29. As regards the second of the issues referred to in the complainant's first allegation, i.e, the alleged requirement for visa applicants to appear in person at the embassy or consulate of the Member State issuing the visa, the Ombudsman is not convinced by the Commission's argument that the complainant had not made it clear that he wished it to deal with this issue. However, the Ombudsman considers reasonable the Commission's view that no further action was needed in this regard, given that the German authorities had acknowledged that a mistake had occurred.

30. In view of the above, the Ombudsman considers that there was no maladministration on the part of the Commission as regards the first allegation.

B. Allegation of failure to deal with the complainant's infringement complaint within a reasonable period of time and related claim

Arguments presented to the Ombudsman

31. The complainant alleged that the Commission failed to deal with his infringement complaint within a reasonable period of time. He claimed that in the future, the Commission should analyse serious infringement complaints within a reasonable period of time.

32. In its opinion, the Commission submitted that its letter of 9 April 2010 had already addressed the issue of multiple-entry visas. According to the Commission, the complainant's e-mail of 9 April 2010 sent shortly thereafter had raised the same issue in an identical manner without putting forward new facts or arguments. As regards the e-mail of 25 November 2010, the Commission noted that it replied by letters of 2 December 2010 and of 4 April 2011.

33. The complainant did not address this issue in his observations.

The Ombudsman's assessment

34. The Ombudsman notes that the complainant wrote to the Commission on 9 April 2010 and 25 November 2010 and that the Commission only addressed the substance of these e-mails in an e-mail that was sent on 4 April 2011, that is to say, nearly a year after the complainant's first e-mail and more than four months after his second e-mail. There is nothing to suggest that the issues raised by the complainant were particularly difficult to deal with. In fact, if the complainant's first e-mail of 9 April 2010 did indeed raise an issue with which the Commission had already dealt and did not include any new facts or arguments, it is difficult to see what could have prevented the Commission from informing the complainant accordingly shortly after it had received that e-mail.

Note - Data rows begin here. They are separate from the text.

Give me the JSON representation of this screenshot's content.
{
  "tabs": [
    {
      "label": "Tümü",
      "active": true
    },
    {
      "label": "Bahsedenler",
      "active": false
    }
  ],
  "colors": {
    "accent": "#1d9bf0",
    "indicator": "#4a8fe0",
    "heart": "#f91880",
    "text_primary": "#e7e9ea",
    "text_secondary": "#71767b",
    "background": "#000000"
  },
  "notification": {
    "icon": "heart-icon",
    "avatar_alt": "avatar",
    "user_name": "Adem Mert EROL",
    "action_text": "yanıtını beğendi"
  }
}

35. In view of the above, the Ombudsman concludes that the Commission failed to handle the complainant's e-mails within a reasonable period of time. This constitutes an instance of maladministration.

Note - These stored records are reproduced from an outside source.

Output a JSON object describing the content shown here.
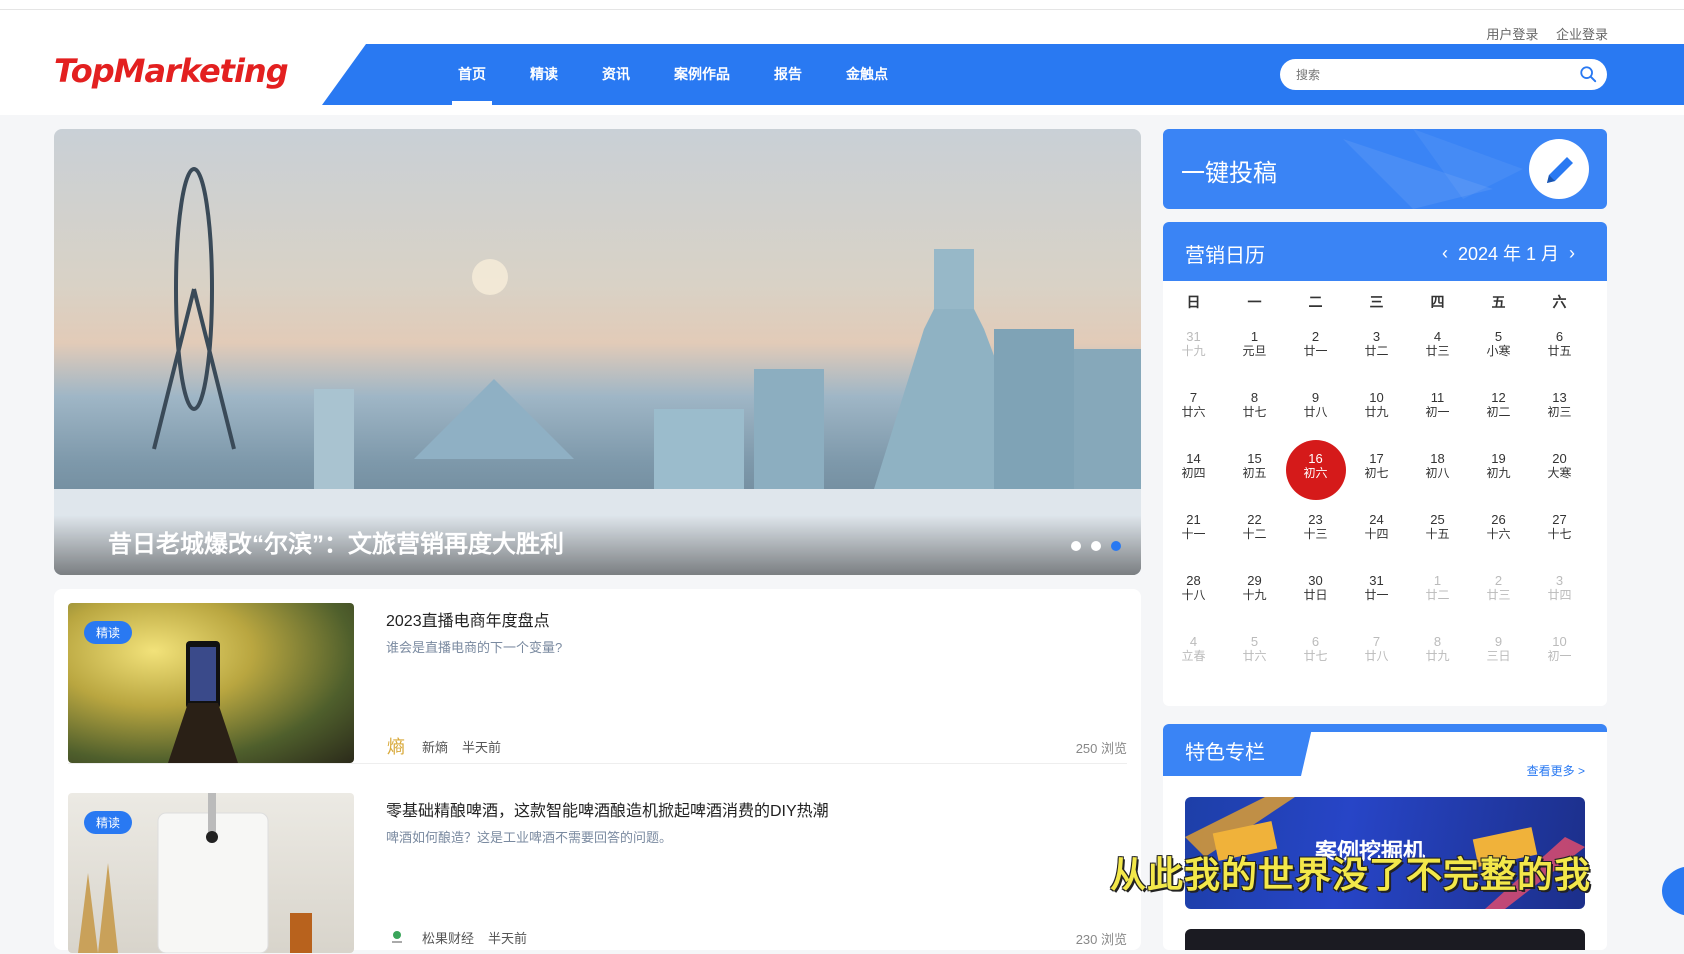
{
  "header": {
    "user_login": "用户登录",
    "company_login": "企业登录",
    "logo": "TopMarketing",
    "nav": [
      "首页",
      "精读",
      "资讯",
      "案例作品",
      "报告",
      "金触点"
    ],
    "search_placeholder": "搜索"
  },
  "hero": {
    "title": "昔日老城爆改“尔滨”：文旅营销再度大胜利",
    "slide_count": 3,
    "active_slide": 3
  },
  "articles": [
    {
      "badge": "精读",
      "title": "2023直播电商年度盘点",
      "subtitle": "谁会是直播电商的下一个变量?",
      "source": "新熵",
      "time": "半天前",
      "views": "250 浏览"
    },
    {
      "badge": "精读",
      "title": "零基础精酿啤酒，这款智能啤酒酿造机掀起啤酒消费的DIY热潮",
      "subtitle": "啤酒如何酿造？这是工业啤酒不需要回答的问题。",
      "source": "松果财经",
      "time": "半天前",
      "views": "230 浏览"
    }
  ],
  "submit": {
    "label": "一键投稿"
  },
  "calendar": {
    "title": "营销日历",
    "month_label": "2024 年 1 月",
    "weekdays": [
      "日",
      "一",
      "二",
      "三",
      "四",
      "五",
      "六"
    ],
    "rows": [
      [
        [
          "31",
          "十九",
          1
        ],
        [
          "1",
          "元旦",
          0
        ],
        [
          "2",
          "廿一",
          0
        ],
        [
          "3",
          "廿二",
          0
        ],
        [
          "4",
          "廿三",
          0
        ],
        [
          "5",
          "小寒",
          0
        ],
        [
          "6",
          "廿五",
          0
        ]
      ],
      [
        [
          "7",
          "廿六",
          0
        ],
        [
          "8",
          "廿七",
          0
        ],
        [
          "9",
          "廿八",
          0
        ],
        [
          "10",
          "廿九",
          0
        ],
        [
          "11",
          "初一",
          0
        ],
        [
          "12",
          "初二",
          0
        ],
        [
          "13",
          "初三",
          0
        ]
      ],
      [
        [
          "14",
          "初四",
          0
        ],
        [
          "15",
          "初五",
          0
        ],
        [
          "16",
          "初六",
          2
        ],
        [
          "17",
          "初七",
          0
        ],
        [
          "18",
          "初八",
          0
        ],
        [
          "19",
          "初九",
          0
        ],
        [
          "20",
          "大寒",
          0
        ]
      ],
      [
        [
          "21",
          "十一",
          0
        ],
        [
          "22",
          "十二",
          0
        ],
        [
          "23",
          "十三",
          0
        ],
        [
          "24",
          "十四",
          0
        ],
        [
          "25",
          "十五",
          0
        ],
        [
          "26",
          "十六",
          0
        ],
        [
          "27",
          "十七",
          0
        ]
      ],
      [
        [
          "28",
          "十八",
          0
        ],
        [
          "29",
          "十九",
          0
        ],
        [
          "30",
          "廿日",
          0
        ],
        [
          "31",
          "廿一",
          0
        ],
        [
          "1",
          "廿二",
          1
        ],
        [
          "2",
          "廿三",
          1
        ],
        [
          "3",
          "廿四",
          1
        ]
      ],
      [
        [
          "4",
          "立春",
          1
        ],
        [
          "5",
          "廿六",
          1
        ],
        [
          "6",
          "廿七",
          1
        ],
        [
          "7",
          "廿八",
          1
        ],
        [
          "8",
          "廿九",
          1
        ],
        [
          "9",
          "三日",
          1
        ],
        [
          "10",
          "初一",
          1
        ]
      ]
    ]
  },
  "special": {
    "title": "特色专栏",
    "more": "查看更多 >",
    "banner_text": "案例挖掘机"
  },
  "overlay_subtitle": "从此我的世界没了不完整的我",
  "colors": {
    "brand_blue": "#2979f2",
    "logo_red": "#e32020",
    "today_red": "#d51a1a"
  }
}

36. In so far as the complainant's related claim is concerned, the Ombudsman takes the view that no further action is need, given that the Commission did not dispute the need to handle infringement complaints within a reasonable period of time.

C. Conclusions

On the basis of his inquiry into this complaint, the Ombudsman closes it with the following critical remark:

It is good administrative practice to reply to correspondence from citizens within a reasonable period of time. In the present case, the Commission only replied to the substance of the complainant's two e-mails nearly a year and four months respectively after they were sent, without being able to justify this delay. This constitutes an instance of maladministration.

The complainant and the European Commission will be informed of this decision.

 

P. Nikiforos Diamandouros

Done in Strasbourg on 17 June 2013


[1] OJ 2007 L 332, p. 68. This Agreement entered into force on 1 January 2008.

[2] OJ 2009 L 243, p. 1.

[3] OJ 2006 L 105, p. 1.

[4] OJ 2002 C 244, p. 5. This text has since been replaced by a new Communication issued in 2012 (COM(2012) 154 final).